!DOCTYPE html PUBLIC "-//W3C//DTD XHTML 1.0 Strict//EN" "http://www.w3.org/TR/xhtml1/DTD/xhtml1-strict.dtd"> Streamline Training & Documentation: Richard Shell on Persuasiveness

Thursday, July 09, 2009

Richard Shell on Persuasiveness

The most recent discussion of Richard Shell's views on persuasion that I've come upon is an interview by MoneyWatch.com's Editor in Chief Eric Schurenberg published on July 7. Shell, a professor law and business ethics at the Wharton School, co-authored The Art of Woo: Using Strategic Persuasion to Sell Your Ideas (2007) with Mario Moussa, a management consultant and co-director of Wharton's Essentials of Management program.1

Schurenberg asks Shell to talk about several central points made in the book, which "is directed specifically at how to be effective at persuading people within a complex organization."

First and foremost is the importance of discerning the other person's point of view and then using that knowledge to shape your approach to persuading the individual that something you're proposing is a good idea. (This principle applies to groups of people as well. You need to be able to determine the general perspective of your audience so that you can design what you say in a way that maximizes the audience's receptiveness.)

A related proposition is that you can't force the other person to change his/her mind. What you can do is remove barriers to the other person's actually hearing what you are trying to get across.

Schurenberg proceeds to step into the other person's shoes and asks about how to resist persuasion. Shell argues,
The best antidote to persuasion is a skeptical attitude. People who get persuaded [to do things they regret] tend to get caught up in ideas that appeal to their self-interest or hold out the promise of a simple solution to a big problem. The best antidote to that is critical thinking.
For a more detailed summary of the The Art of Woo, you can read the article Knowledge@Wharton published at the time the book came out. Key points include the four-step process Shell and Moussa recommend for selling an idea internally:
  1. Polish your idea, and survey the social networks that will get you to decision makers.

  2. Address the barriers to having what you say actually heard. Shell and Moussa call out five barriers as the most common:

    • Contrary beliefs

    • Conflicting interests

    • Negative relationships

    • Lack of credibility

    • Use of a persuasion channel that is a poor fit to the audience and situation (see below)

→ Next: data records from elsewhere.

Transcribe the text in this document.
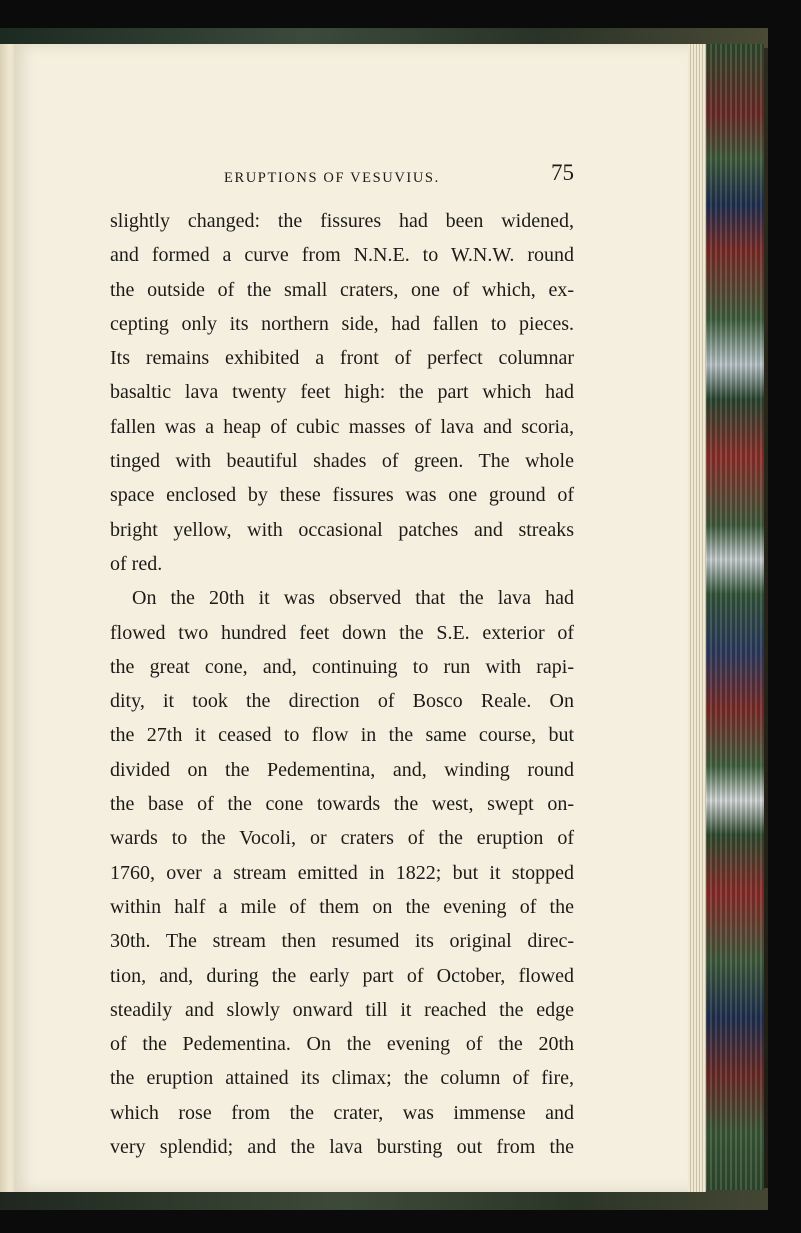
ERUPTIONS OF VESUVIUS.	75
slightly changed: the fissures had been widened,
and formed a curve from N.N.E. to W.N.W. round
the outside of the small craters, one of which, ex-
cepting only its northern side, had fallen to pieces.
Its remains exhibited a front of perfect columnar
basaltic lava twenty feet high: the part which had
fallen was a heap of cubic masses of lava and scoria,
tinged with beautiful shades of green. The whole
space enclosed by these fissures was one ground of
bright yellow, with occasional patches and streaks
of red.
On the 20th it was observed that the lava had
flowed two hundred feet down the S.E. exterior of
the great cone, and, continuing to run with rapi-
dity, it took the direction of Bosco Reale. On
the 27th it ceased to flow in the same course, but
divided on the Pedementina, and, winding round
the base of the cone towards the west, swept on-
wards to the Vocoli, or craters of the eruption of
1760, over a stream emitted in 1822; but it stopped
within half a mile of them on the evening of the
30th. The stream then resumed its original direc-
tion, and, during the early part of October, flowed
steadily and slowly onward till it reached the edge
of the Pedementina. On the evening of the 20th
the eruption attained its climax; the column of fire,
which rose from the crater, was immense and
very splendid; and the lava bursting out from the
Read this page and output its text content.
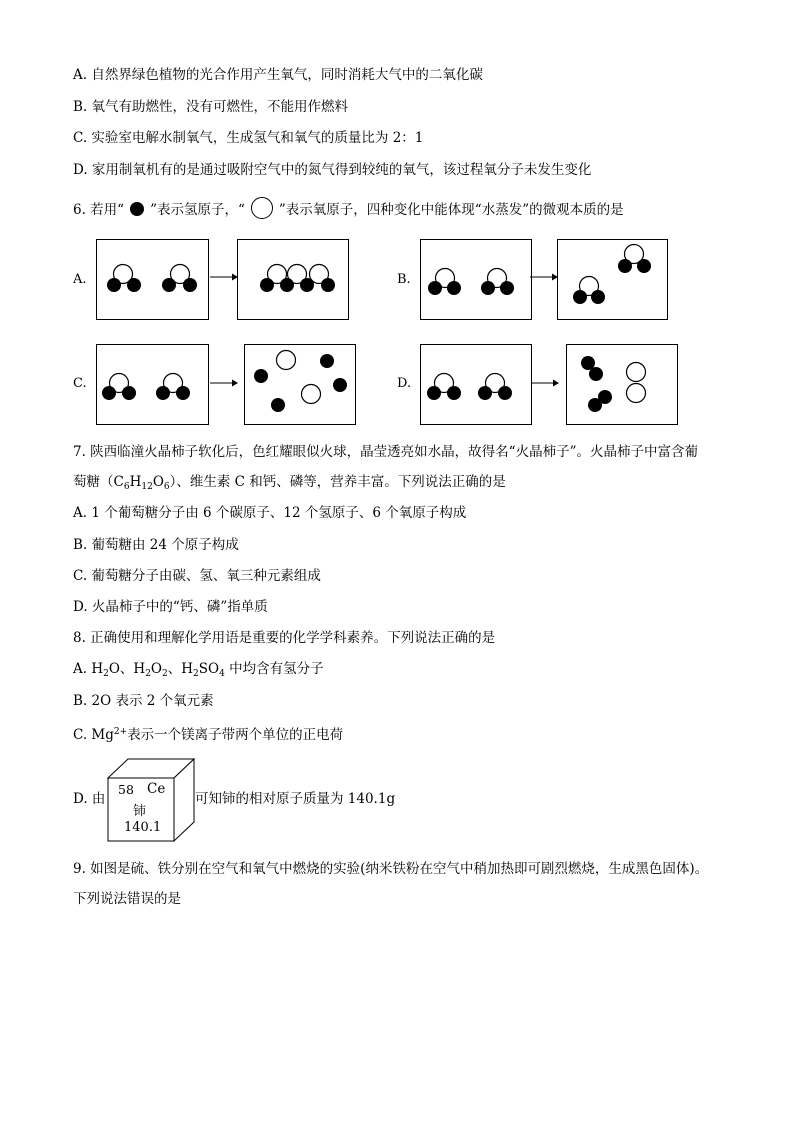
A. 自然界绿色植物的光合作用产生氧气，同时消耗大气中的二氧化碳
B. 氧气有助燃性，没有可燃性，不能用作燃料
C. 实验室电解水制氧气，生成氢气和氧气的质量比为 2：1
D. 家用制氧机有的是通过吸附空气中的氮气得到较纯的氧气，该过程氧分子未发生变化
6. 若用“ ”表示氢原子，“	”表示氧原子，四种变化中能体现“水蒸发”的微观本质的是
A.	B.
C.	D.
7. 陕西临潼火晶柿子软化后，色红耀眼似火球，晶莹透亮如水晶，故得名“火晶柿子”。火晶柿子中富含葡
萄糖$(C_6H_{12}O_6)$、维生素 C 和钙、磷等，营养丰富。下列说法正确的是
A. 1 个葡萄糖分子由 6 个碳原子、12 个氢原子、6 个氧原子构成
B. 葡萄糖由 24 个原子构成
C. 葡萄糖分子由碳、氢、氧三种元素组成
D. 火晶柿子中的“钙、磷”指单质
8. 正确使用和理解化学用语是重要的化学学科素养。下列说法正确的是
A. $H_2O$、$H_2O_2$、$H_2SO_4$ 中均含有氢分子
B. 2O 表示 2 个氧元素
C. $Mg^{2+}$表示一个镁离子带两个单位的正电荷
D. 由	可知铈的相对原子质量为 140.1g
58 Ce
铈
140.1
9. 如图是硫、铁分别在空气和氧气中燃烧的实验(纳米铁粉在空气中稍加热即可剧烈燃烧，生成黑色固体)。
下列说法错误的是
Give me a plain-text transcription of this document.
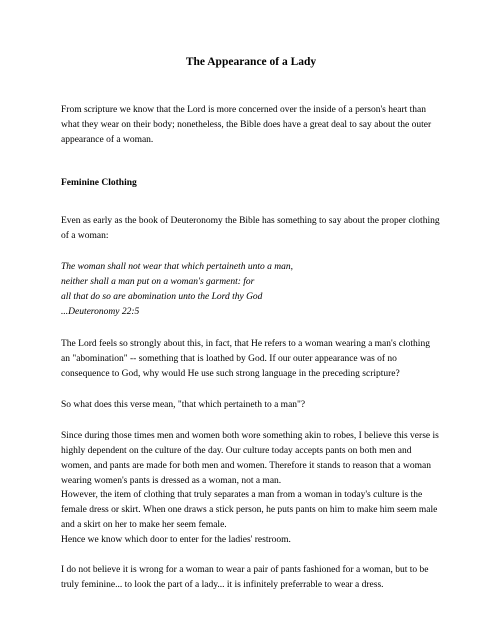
The Appearance of a Lady

From scripture we know that the Lord is more concerned over the inside of a person's heart than what they wear on their body; nonetheless, the Bible does have a great deal to say about the outer appearance of a woman.

Feminine Clothing

Even as early as the book of Deuteronomy the Bible has something to say about the proper clothing of a woman:

The woman shall not wear that which pertaineth unto a man,
neither shall a man put on a woman's garment: for
all that do so are abomination unto the Lord thy God
...Deuteronomy 22:5

The Lord feels so strongly about this, in fact, that He refers to a woman wearing a man's clothing an "abomination" -- something that is loathed by God. If our outer appearance was of no consequence to God, why would He use such strong language in the preceding scripture?

So what does this verse mean, "that which pertaineth to a man"?

Since during those times men and women both wore something akin to robes, I believe this verse is highly dependent on the culture of the day. Our culture today accepts pants on both men and women, and pants are made for both men and women. Therefore it stands to reason that a woman wearing women's pants is dressed as a woman, not a man.

However, the item of clothing that truly separates a man from a woman in today's culture is the female dress or skirt. When one draws a stick person, he puts pants on him to make him seem male and a skirt on her to make her seem female.

Hence we know which door to enter for the ladies' restroom.

I do not believe it is wrong for a woman to wear a pair of pants fashioned for a woman, but to be truly feminine... to look the part of a lady... it is infinitely preferrable to wear a dress.
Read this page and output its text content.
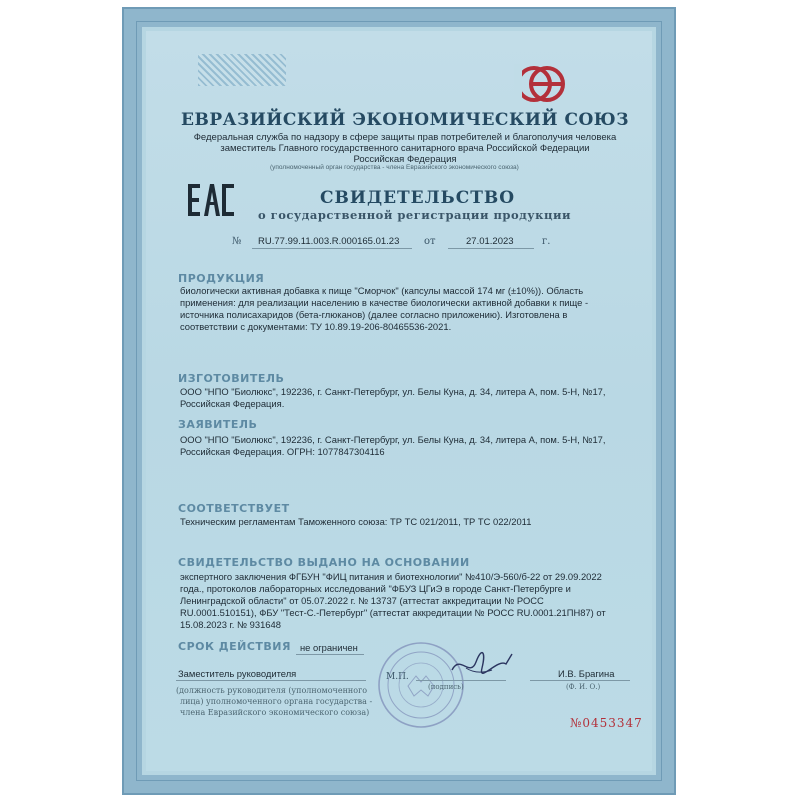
ЕВРАЗИЙСКИЙ ЭКОНОМИЧЕСКИЙ СОЮЗ
Федеральная служба по надзору в сфере защиты прав потребителей и благополучия человека
заместитель Главного государственного санитарного врача Российской Федерации
Российская Федерация
(уполномоченный орган государства - члена Евразийского экономического союза)
СВИДЕТЕЛЬСТВО
о государственной регистрации продукции
№ RU.77.99.11.003.R.000165.01.23 от	27.01.2023	г.
ПРОДУКЦИЯ
биологически активная добавка к пище "Сморчок" (капсулы массой 174 мг (±10%)). Область
применения: для реализации населению в качестве биологически активной добавки к пище -
источника полисахаридов (бета-глюканов) (далее согласно приложению). Изготовлена в
соответствии с документами: ТУ 10.89.19-206-80465536-2021.
ИЗГОТОВИТЕЛЬ
ООО "НПО "Биолюкс", 192236, г. Санкт-Петербург, ул. Белы Куна, д. 34, литера А, пом. 5-Н, №17,
Российская Федерация.
ЗАЯВИТЕЛЬ
ООО "НПО "Биолюкс", 192236, г. Санкт-Петербург, ул. Белы Куна, д. 34, литера А, пом. 5-Н, №17,
Российская Федерация. ОГРН: 1077847304116
СООТВЕТСТВУЕТ
Техническим регламентам Таможенного союза: ТР ТС 021/2011, ТР ТС 022/2011
СВИДЕТЕЛЬСТВО ВЫДАНО НА ОСНОВАНИИ
экспертного заключения ФГБУН "ФИЦ питания и биотехнологии" №410/Э-560/б-22 от 29.09.2022
года., протоколов лабораторных исследований "ФБУЗ ЦГиЭ в городе Санкт-Петербурге и
Ленинградской области" от 05.07.2022 г. № 13737 (аттестат аккредитации № РОСС
RU.0001.510151), ФБУ "Тест-С.-Петербург" (аттестат аккредитации № РОСС RU.0001.21ПН87) от
15.08.2023 г. № 931648
СРОК ДЕЙСТВИЯ не ограничен
Заместитель руководителя	М.П.
(подпись)
И.В. Брагина
(Ф. И. О.)
(должность руководителя (уполномоченного
лица) уполномоченного органа государства -
члена Евразийского экономического союза)
№0453347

  3. "Pitch the idea in a compelling way." I.e., the person doing the persuading needs "to figure out exactly what problem their idea addresses, how their idea will solve it and why their idea is better than both the status quo and available alternatives."

  4. Secure both individual and organizational commitments — a largely political process.
Shell and Moussa provde a pair of tools in appendices to The Art of Woo that can help you with self-assessment of your persuasion style and of the channels you tend to use in your efforts to persuade — either because the channels are organizationally expected or because of personal inclination.

The five persuasion styles Shell and Moussa measure in the Persuasion Styles Assessment are laid out in the graphic below.

(click to enlarge)
Source: Mario Moussa (pdf)

Shell emphasizes, "Whatever your style is, it can be effective. It all depends on the fit with the person across the table and the circumstances."

The Six Channels Survey is intended to help Woo readers "understand both how these six channels work and when they should adjust their pitch ... to appeal to different kinds of audiences."2 The six channels are:
  • Authority — emphasis on using formal position or rules.

  • Rationality — emphasis on using reasons.

  • Vision — emphasis on organizational goals, purposes, and aspirations.

  • Relationship — emphasis on liking, similarity, and reciprocity.

  • Interests/Incentives — emphasis on using trades and compromises.

  • Politics — emphasis on managing perceptions and building consensus.
If you have an hour to spare, you can get the basic Shell presentation on influence, persuasion (influence with a goal or point of view), and negotiation (a special case of persuasion in which at least one party believes there is a conflict of interest) by watching a video of the talk Shell gave to Google employees in February of last year. (The talk begins at 3:09.)

1 Shell published an earlier book on negotiation— Bargaining for Advantage : Negotiation Strategies for Reasonable People (Penguin, 2006) — that has been quite well-received. The book has gone into a second edition; the first edition, published in 1999, has been translated into 14+ languages.

2 Shell and Moussa have adapted their six persuasion channels from schemas defined by previous researchers, notably, David Kipnis and Stuart Schmidt (see, "Profile of Organizational Influence Strategies," University Associates, San Diego, 1985), and Gary Yukl and Cecilia Falbe (see "Influence Tactics and Objectives in Upward, Downward and Lateral Influence Attempts," Journal of Applied Psychology, Vol. 75, 1990, pp. 132-140).